There are some simple rules to follow to make a perfect buffalo mozzarella.

Rules followed to the letter by the La Vecchia family that, for this reason, stands out for years in the production of this precious stringy pasta product.


When milk, once arriving to the dairy, is ready to enter the process of “caseificazione”.  In the tank, it is brought to a temperature between 33 and 39° C; the whey from the processing of the day before, named “cizza”, is added to it together with natural rennet. This process is called natural leavening.

Once coagulated and acidified we proceed with the breaking of the casein lumps with the “spino” , a simple and ancient tool used by the cheese-maker to break the curd. At this stage of the work there is the separation between the solid part, the curd, and the liquid part of the milk, also called “sweet whey” from which the delicious buffalo milk ricotta will be made.

The curd is left to acidify under the whey until it is ripe or ready for the “filatura”: the stretching phase of the process. At this point only the hands of a skilled dairyman are able to stir the boiling water with the chopped curd in the tub to melt it, lift it, stretch it evenly without breaking it and to proceed with the actual stretching process.

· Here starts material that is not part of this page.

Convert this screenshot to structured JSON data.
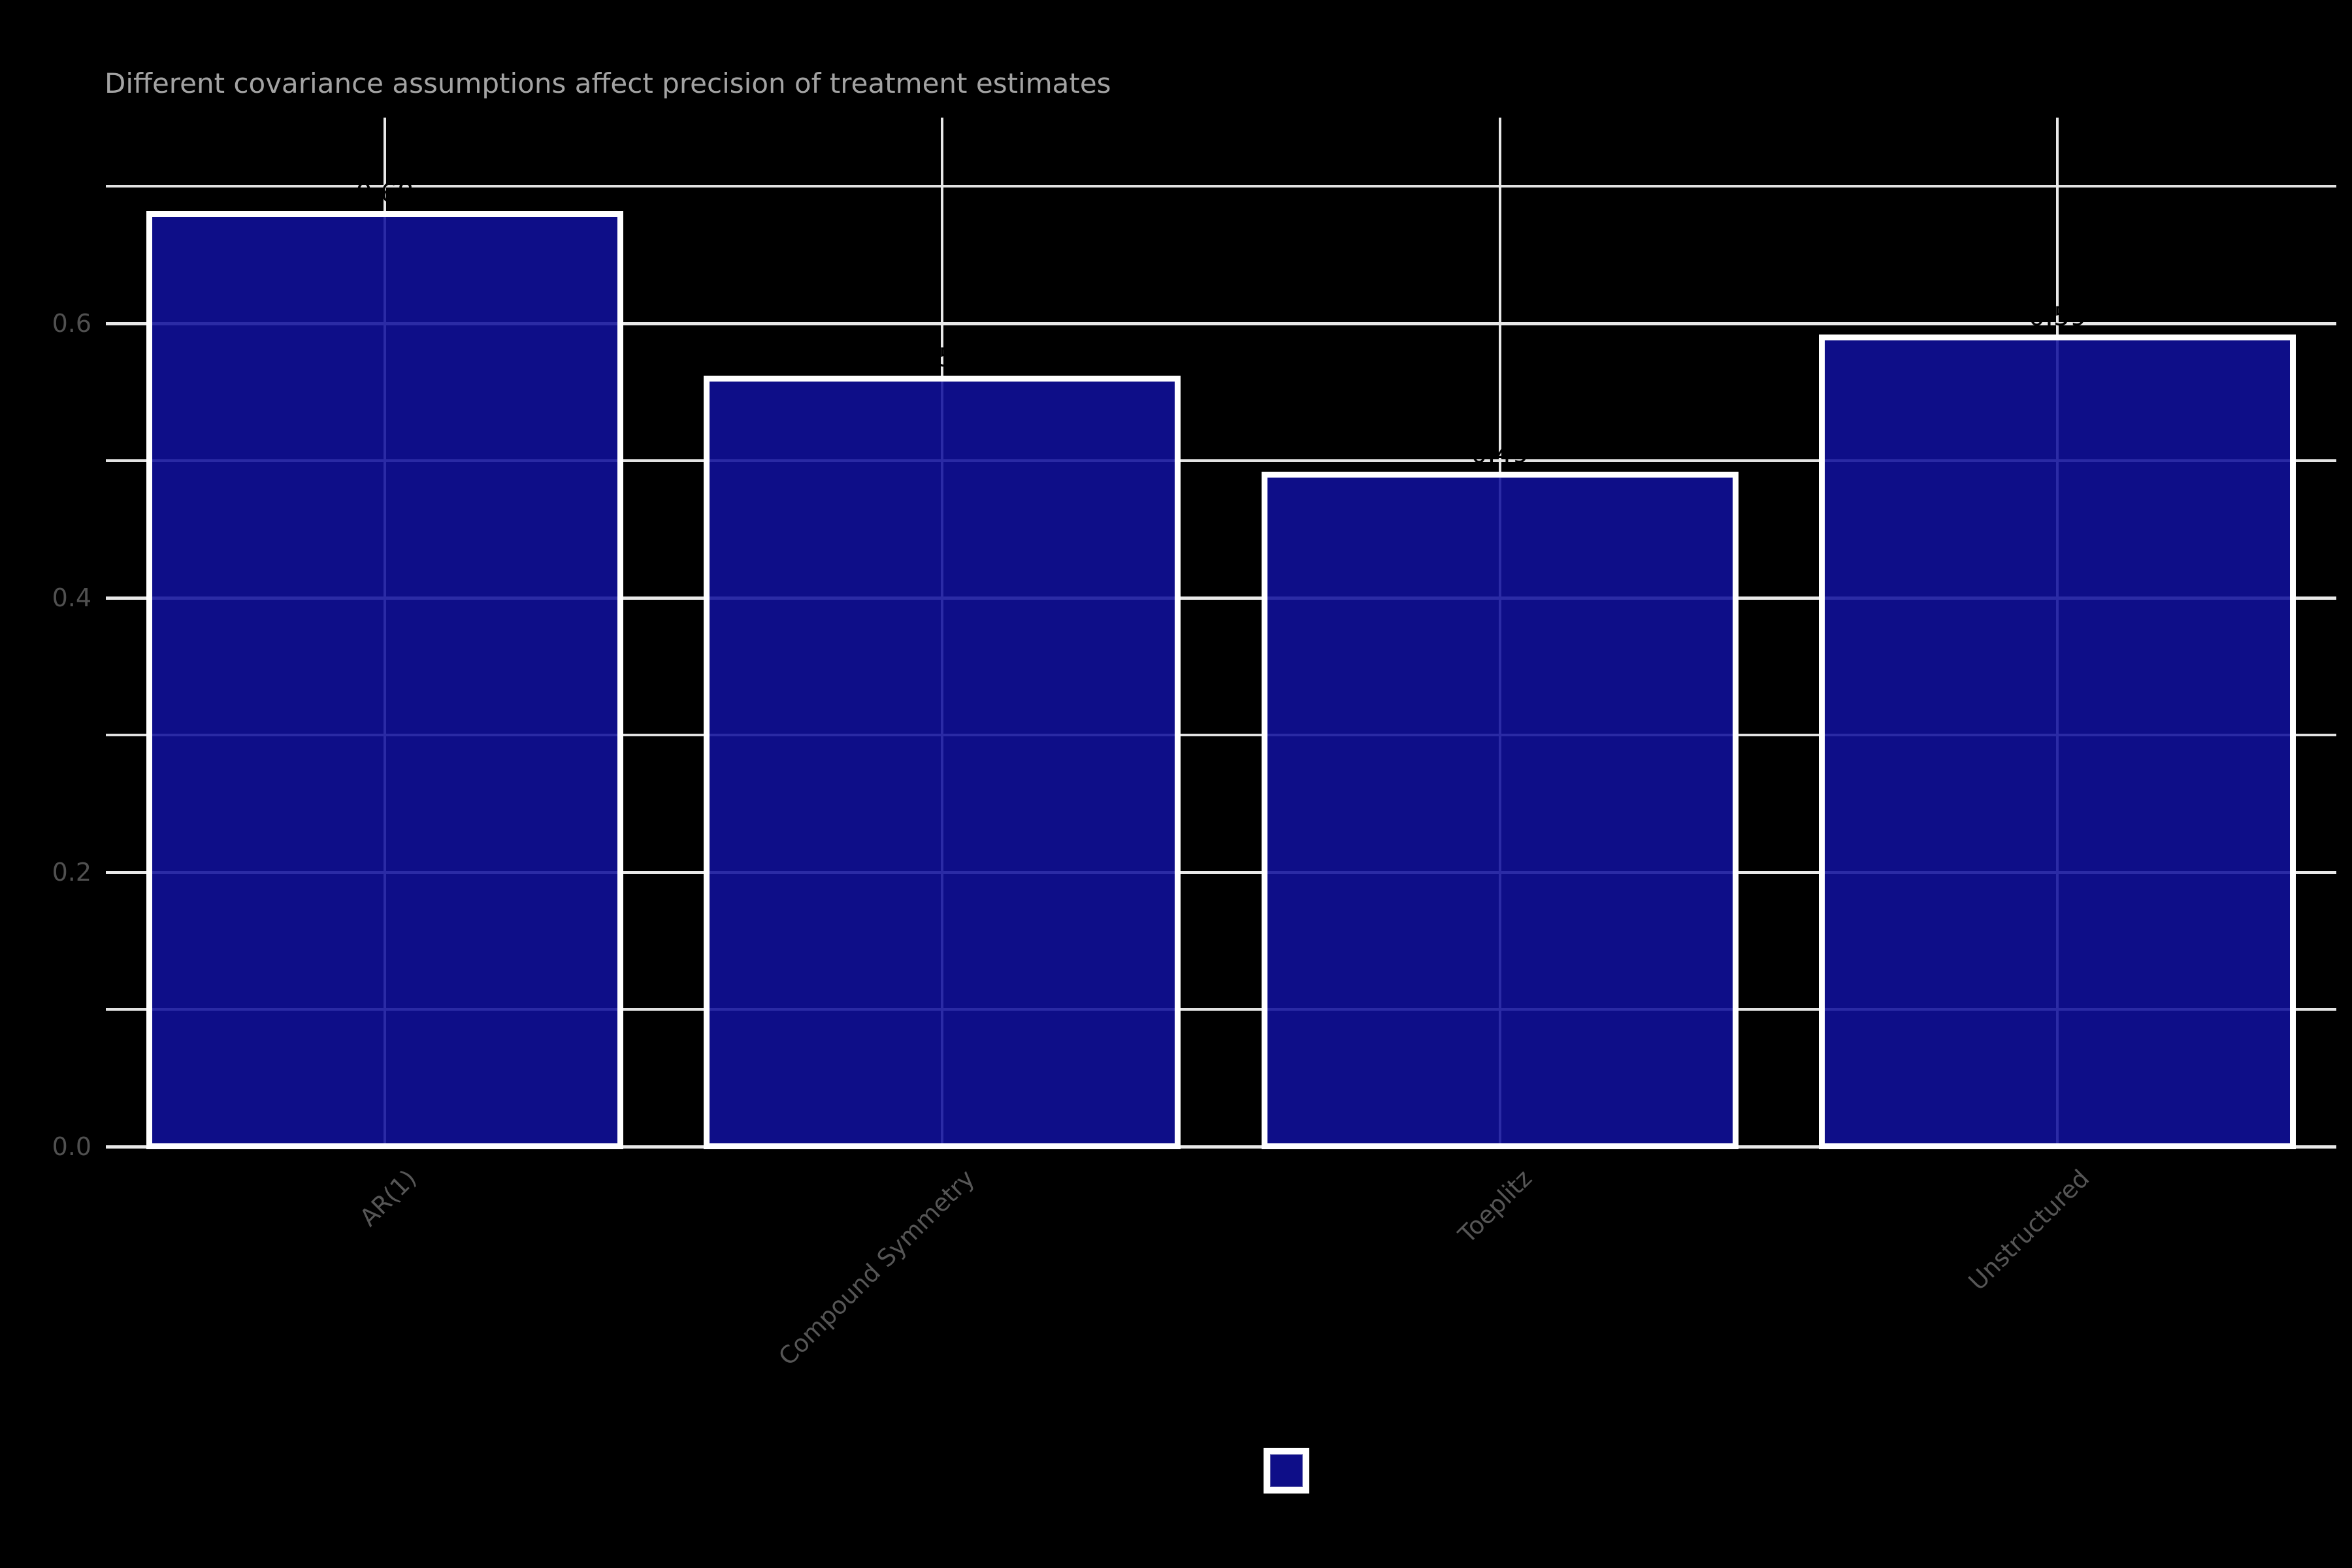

Now it can be shaped into the 10-gram mozzarellas: bead, cherry, morsel; up to three kilograms: braids and knots included. The different shapes and weights can be obtained manually by the cheese maker himself, by his collaborators or with the help of machines. The “Mozzarella di Bufala Campana” is then placed in large tanks containing cold water, to ensure firming, and saline solution, to give the right degree of flavour.